The new work, in the bowels of the building, meanwhile, takes its cue from Dante’s Circles of Hell. With such a dark and difficult narrative hinge, this installation was always likely to present a challenge, but the sensorial chaos created here by five large video screens, a mini closed-circuit camera installation, wall-based text work, video monitor with headphones and abstract orchestral audio, is difficult to assimilate. A girl in a green slip holds up etched hand mirrors towards the sun; there’s a dream-like trip around a toy museum; shadows of people appear to play several instruments to death (which provides a testy, but at times, emotionally gripping soundtrack); a partial tour of Mexico City by car; a mythic triangular symbol featuring as the subject of real-time camera surveillance and several drawings; an early black and white Jonas performance on the gaseous late night streets of NYC—most of these elements are beautifully shot, some smack of self-parody and at points the experience is rather hellish. Yet, even with access to Jonas’ selection of Dantean quotes (hand-printed on paper and pinned to the wall) it’s hard to fathom what connects his Underworld with this otherworldly body of contemporary imagery.

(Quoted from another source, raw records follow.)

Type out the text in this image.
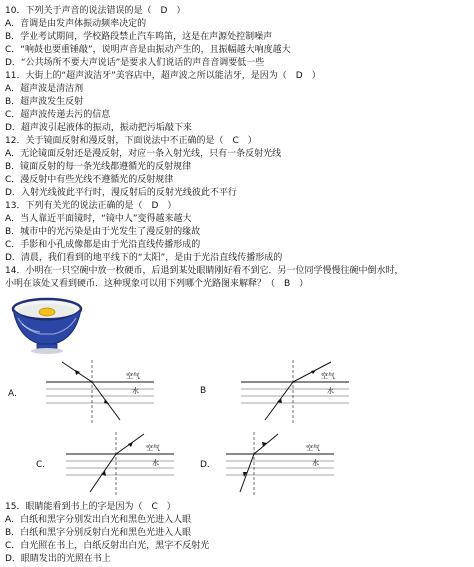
10．下列关于声音的说法错误的是（　D　）
A．音调是由发声体振动频率决定的
B．学业考试期间，学校路段禁止汽车鸣笛，这是在声源处控制噪声
C．“响鼓也要重锤敲”，说明声音是由振动产生的，且振幅越大响度越大
D．“公共场所不要大声说话”是要求人们说话的声音音调要低一些
11．大街上的“超声波洁牙”美容店中，超声波之所以能洁牙，是因为（　D　）
A．超声波是清洁剂
B．超声波发生反射
C．超声波传递去污的信息
D．超声波引起液体的振动，振动把污垢敲下来
12．关于镜面反射和漫反射，下面说法中不正确的是（　C　）
A．无论镜面反射还是漫反射，对应一条入射光线，只有一条反射光线
B．镜面反射的每一条光线都遵循光的反射规律
C．漫反射中有些光线不遵循光的反射规律
D．入射光线彼此平行时，漫反射后的反射光线彼此不平行
13．下列有关光的说法正确的是（　D　）
A．当人靠近平面镜时，“镜中人”变得越来越大
B．城市中的光污染是由于光发生了漫反射的缘故
C．手影和小孔成像都是由于光沿直线传播形成的
D．清晨，我们看到的地平线下的“太阳”，是由于光沿直线传播形成的
14．小明在一只空碗中放一枚硬币，后退到某处眼睛刚好看不到它．另一位同学慢慢往碗中倒水时，
小明在该处又看到硬币．这种现象可以用下列哪个光路图来解释？（　B　）
A．
空气
水	B
空气
水
C．
空气
水	D．
空气
水
15．眼睛能看到书上的字是因为（　C　）
A．白纸和黑字分别发出白光和黑色光进入人眼
B．白纸和黑字分别反射白光和黑色光进入人眼
C．白光照在书上，白纸反射出白光，黑字不反射光
D．眼睛发出的光照在书上
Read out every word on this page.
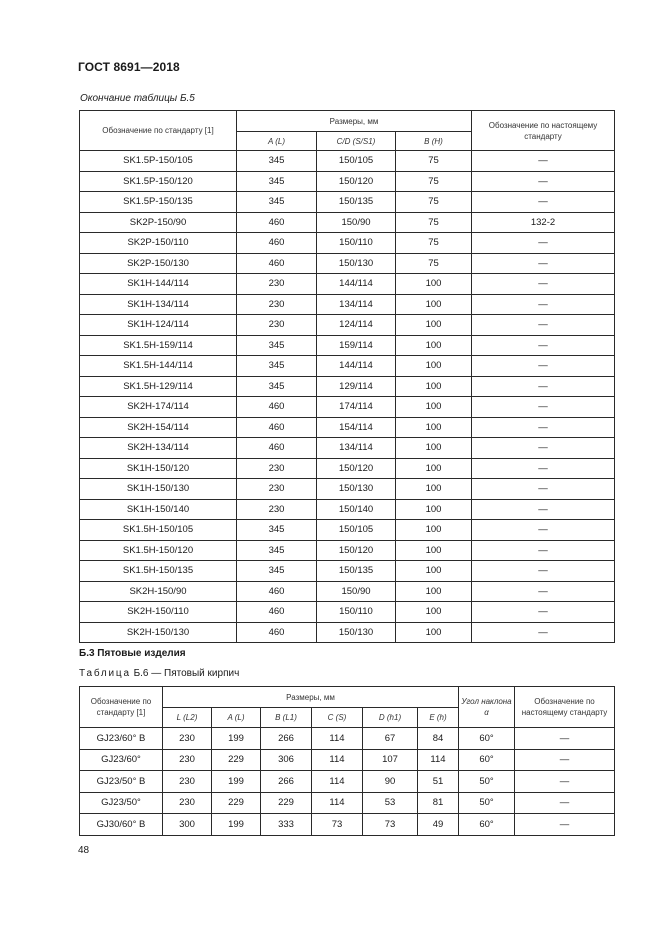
ГОСТ 8691—2018
Окончание таблицы Б.5
Обозначение по стандарту [1]	Размеры, мм			Обозначение по настоящему стандарту
	A (L)	C/D (S/S1)	B (H)	
SK1.5P-150/105	345	150/105	75	—
SK1.5P-150/120	345	150/120	75	—
SK1.5P-150/135	345	150/135	75	—
SK2P-150/90	460	150/90	75	132-2
SK2P-150/110	460	150/110	75	—
SK2P-150/130	460	150/130	75	—
SK1H-144/114	230	144/114	100	—
SK1H-134/114	230	134/114	100	—
SK1H-124/114	230	124/114	100	—
SK1.5H-159/114	345	159/114	100	—
SK1.5H-144/114	345	144/114	100	—
SK1.5H-129/114	345	129/114	100	—
SK2H-174/114	460	174/114	100	—
SK2H-154/114	460	154/114	100	—
SK2H-134/114	460	134/114	100	—
SK1H-150/120	230	150/120	100	—
SK1H-150/130	230	150/130	100	—
SK1H-150/140	230	150/140	100	—
SK1.5H-150/105	345	150/105	100	—
SK1.5H-150/120	345	150/120	100	—
SK1.5H-150/135	345	150/135	100	—
SK2H-150/90	460	150/90	100	—
SK2H-150/110	460	150/110	100	—
SK2H-150/130	460	150/130	100	—
Б.3 Пятовые изделия
Таблица Б.6 — Пятовый кирпич
Обозначение по стандарту [1]	Размеры, мм						Угол наклона α	Обозначение по настоящему стандарту
	L (L2)	A (L)	B (L1)	C (S)	D (h1)	E (h)		
GJ23/60° B	230	199	266	114	67	84	60°	—
GJ23/60°	230	229	306	114	107	114	60°	—
GJ23/50° B	230	199	266	114	90	51	50°	—
GJ23/50°	230	229	229	114	53	81	50°	—
GJ30/60° B	300	199	333	73	73	49	60°	—
48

Subjectivity and a lack of chronology are now pretty much taken for granted as art constructs thanks to the exploratory path through such interdisciplinary territory that Jonas herself has helped pave. But, for the most part, this work appears to conform to preconceptions of the experimental as a visual language as opposed to signifying a developmental transition. Given the specificity of Jonas’ own points of conceptual departure—previous works and a dense metaphorical text—in the eye of this technological storm, one is loath to abandon all attempts at logic and become litmus paper in a virtual sea of possible references and interconnections. Sadly, neither of the works here, though littered with interesting evidence of the past, help one to frame Jonas’ maverick sensibility in context or reveal her contemporary significance to new media and performance art debate.